Même si les frères Coen n’en sont pas les auteurs (mais ils ont réécrit le scénario et ont eu droit au final cut), «Intolérable Cruauté» leur ressemble: mise en scène élégante et très référentielle – en vrac, Frank Capra, Howard Hawks, George Cukor, les Marx Brothers – pour une comédie romantique qui résiste à toute forme de sentimentalité. A l’émotion induite par le genre, les deux frangins préfèrent l’humour vachard, les situations grotesques et la satire sociale.

Cela n’empêche pas le film des Coen d’être très sexy. Fondamentale contradiction? Pas du tout! Il suffit de se souvenir de «Certains l’aiment chaud», sublime mélange de burlesque et de glamour. Sans vouloir le comparer au chef-d’œuvre de Billy Wilder, «Intolérable Cruauté» réussit un coup de génie: réunir les deux acteurs les plus désirables de ces dix dernières années, les plus adultes physiquement: George Clooney et Catherine Zeta-Jones.

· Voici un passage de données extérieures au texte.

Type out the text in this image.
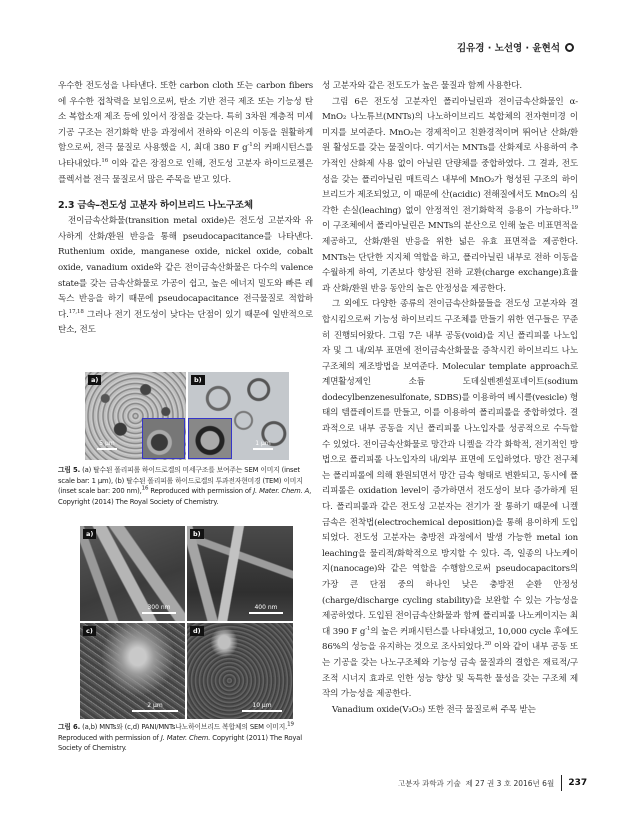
김유경 · 노선영 · 윤현석

우수한 전도성을 나타낸다. 또한 carbon cloth 또는 carbon fibers에 우수한 접착력을 보임으로써, 탄소 기반 전극 제조 또는 기능성 탄소 복합소재 제조 등에 있어서 장점을 갖는다. 특히 3차원 계층적 미세기공 구조는 전기화학 반응 과정에서 전하와 이온의 이동을 원활하게 함으로써, 전극 물질로 사용했을 시, 최대 380 F $g^{-1}$의 커패시턴스를 나타내었다.$^{16}$ 이와 같은 장점으로 인해, 전도성 고분자 하이드로젤은 플렉서블 전극 물질로서 많은 주목을 받고 있다.

2.3 금속–전도성 고분자 하이브리드 나노구조체

전이금속산화물(transition metal oxide)은 전도성 고분자와 유사하게 산화/환원 반응을 통해 pseudocapacitance를 나타낸다. Ruthenium oxide, manganese oxide, nickel oxide, cobalt oxide, vanadium oxide와 같은 전이금속산화물은 다수의 valence state를 갖는 금속산화물로 가공이 쉽고, 높은 에너지 밀도와 빠른 레독스 반응을 하기 때문에 pseudocapacitance 전극물질로 적합하다.$^{17,18}$ 그러나 전기 전도성이 낮다는 단점이 있기 때문에 일반적으로 탄소, 전도

a)
5 μm
b)
1 μm
그림 5. (a) 탈수된 폴리피롤 하이드로겔의 미세구조를 보여주는 SEM 이미지 (inset scale bar: 1 μm), (b) 탈수된 폴리피롤 하이드로겔의 투과전자현미경 (TEM) 이미지(inset scale bar: 200 nm),$^{16}$ Reproduced with permission of J. Mater. Chem. A, Copyright (2014) The Royal Society of Chemistry.
a)
300 nm
b)
400 nm
c)
2 μm
d)
10 μm
그림 6. (a,b) MNTs와 (c,d) PANI/MNTs나노하이브리드 복합체의 SEM 이미지.$^{19}$ Reproduced with permission of J. Mater. Chem. Copyright (2011) The Royal Society of Chemistry.

성 고분자와 같은 전도도가 높은 물질과 함께 사용한다.

그림 6은 전도성 고분자인 폴리아닐린과 전이금속산화물인 α-MnO₂ 나노튜브(MNTs)의 나노하이브리드 복합체의 전자현미경 이미지를 보여준다. MnO₂는 경제적이고 친환경적이며 뛰어난 산화/환원 활성도를 갖는 물질이다. 여기서는 MNTs를 산화제로 사용하여 추가적인 산화제 사용 없이 아닐린 단량체를 중합하였다. 그 결과, 전도성을 갖는 폴리아닐린 매트릭스 내부에 MnO₂가 형성된 구조의 하이브리드가 제조되었고, 이 때문에 산(acidic) 전해질에서도 MnO₂의 심각한 손실(leaching) 없이 안정적인 전기화학적 응용이 가능하다.$^{19}$ 이 구조체에서 폴리아닐린은 MNTs의 분산으로 인해 높은 비표면적을 제공하고, 산화/환원 반응을 위한 넓은 유효 표면적을 제공한다. MNTs는 단단한 지지체 역할을 하고, 폴리아닐린 내부로 전하 이동을 수월하게 하여, 기존보다 향상된 전하 교환(charge exchange)효율과 산화/환원 반응 동안의 높은 안정성을 제공한다.

그 외에도 다양한 종류의 전이금속산화물들을 전도성 고분자와 결합시킴으로써 기능성 하이브리드 구조체를 만들기 위한 연구들은 꾸준히 진행되어왔다. 그림 7은 내부 공동(void)을 지닌 폴리피롤 나노입자 및 그 내/외부 표면에 전이금속산화물을 증착시킨 하이브리드 나노구조체의 제조방법을 보여준다. Molecular template approach로 계면활성제인 소듐 도데실벤젠설포네이트(sodium dodecylbenzenesulfonate, SDBS)를 이용하여 베시클(vesicle) 형태의 템플레이트를 만들고, 이를 이용하여 폴리피롤을 중합하였다. 결과적으로 내부 공동을 지닌 폴리피롤 나노입자를 성공적으로 수득할 수 있었다. 전이금속산화물로 망간과 니켈을 각각 화학적, 전기적인 방법으로 폴리피롤 나노입자의 내/외부 표면에 도입하였다. 망간 전구체는 폴리피롤에 의해 환원되면서 망간 금속 형태로 변환되고, 동시에 폴리피롤은 oxidation level이 증가하면서 전도성이 보다 증가하게 된다. 폴리피롤과 같은 전도성 고분자는 전기가 잘 통하기 때문에 니켈 금속은 전착법(electrochemical deposition)을 통해 용이하게 도입되었다. 전도성 고분자는 충방전 과정에서 발생 가능한 metal ion leaching을 물리적/화학적으로 방지할 수 있다. 즉, 일종의 나노케이지(nanocage)와 같은 역할을 수행함으로써 pseudocapacitors의 가장 큰 단점 중의 하나인 낮은 충방전 순환 안정성(charge/discharge cycling stability)을 보완할 수 있는 가능성을 제공하였다. 도입된 전이금속산화물과 함께 폴리피롤 나노케이지는 최대 390 F $g^{-1}$의 높은 커패시턴스를 나타내었고, 10,000 cycle 후에도 86%의 성능을 유지하는 것으로 조사되었다.$^{20}$ 이와 같이 내부 공동 또는 기공을 갖는 나노구조체와 기능성 금속 물질과의 결합은 재료적/구조적 시너지 효과로 인한 성능 향상 및 독특한 물성을 갖는 구조체 제작의 가능성을 제공한다.

Vanadium oxide(V₂O₅) 또한 전극 물질로써 주목 받는

고분자 과학과 기술  제 27 권 3 호 2016년 6월 237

Les deux comédiens – loin de la tendance adulescente du cinéma américain – forment un couple dans la plus pure tradition des comédies des années quarante. Lui en Cary Grant; elle en Carole Lombard.

Pour la première fois, Joel et Ethan Coen ne s’intéressent pas aux ploucs et losers de l’Amérique profonde mais à ses gagnants, des héros nantis qui révèlent, au même titre que leurs cousins mal dégrossis d’ailleurs, les excès, dysfonctionnements et ridicules de la société américaine.

Ici, l’insondable cynisme, futilité et vanité d’une Californie confite dans son narcissisme, berceau de l’industrie des images, hollywoodiennes ou télévisuelles. Mais aussi l’artifice d’une ville comme Las Vegas, décor pompeux et pompier où l’amour se joue à la loterie, où l’on se marie et divorce au gré des gains obtenus aux machines à sous.

Loin de condamner moralement l’univers qu’ils décrivent, les frères Coen en épuisent le potentiel comique: vaudeville, cartoon, truculence des situations, gags à répétition, musique ironiquement utilisée (Simon and Garfunkel comme hymne matrimonial!) et personnages secondaires extravagants comme ce baron homosexuel helvétique – il vient du canton de Uri – amoureux de son caniche; ce producteur de télévision cocu (Geoffrey Rush) qui se fait planter dans l’arrière train son trophée le plus précieux; ces quadragénaires liposucées oisives mais surbookées; ce détective gras du bide, obsédé par l’idée de niquer les amants illégitimes ou ce magnat du pétrole qui, en guise de preuve d’amour, avale en public le contrat de mariage qui le protège des appétits d’argent de sa femme.

Dans «Intolérable Cruauté», le grivois côtoie en permanence la subtilité.

Donc, la famille des arrivistes californiens est divisée en deux espèces distinctes: les vieux milliardaires puérils et leurs jeunes épouses vénales qui attendent patiemment la première infidélité de leurs croulants pour empocher de somptueuses indemnités. A Beverly Hills, le divorce est un commerce juteux. Le premier pris en flagrant délit d’adultère laisse sa fortune à l’autre.

A ce Monopoly matrimonial, l’avocat Miles Massey (George Clooney) est imbattable: quiconque fait appel à ses services gagne la partie. Aucune affaire, aussi mal barrée soit-elle, ne résiste à ce bellâtre obsédé par la blancheur de ses dents, qu’il a longues, évidemment. Tout lui sourit jusqu’au jour où il rencontre Marylin (Catherine Zeta-Jones) qui, elle, a la dent dure.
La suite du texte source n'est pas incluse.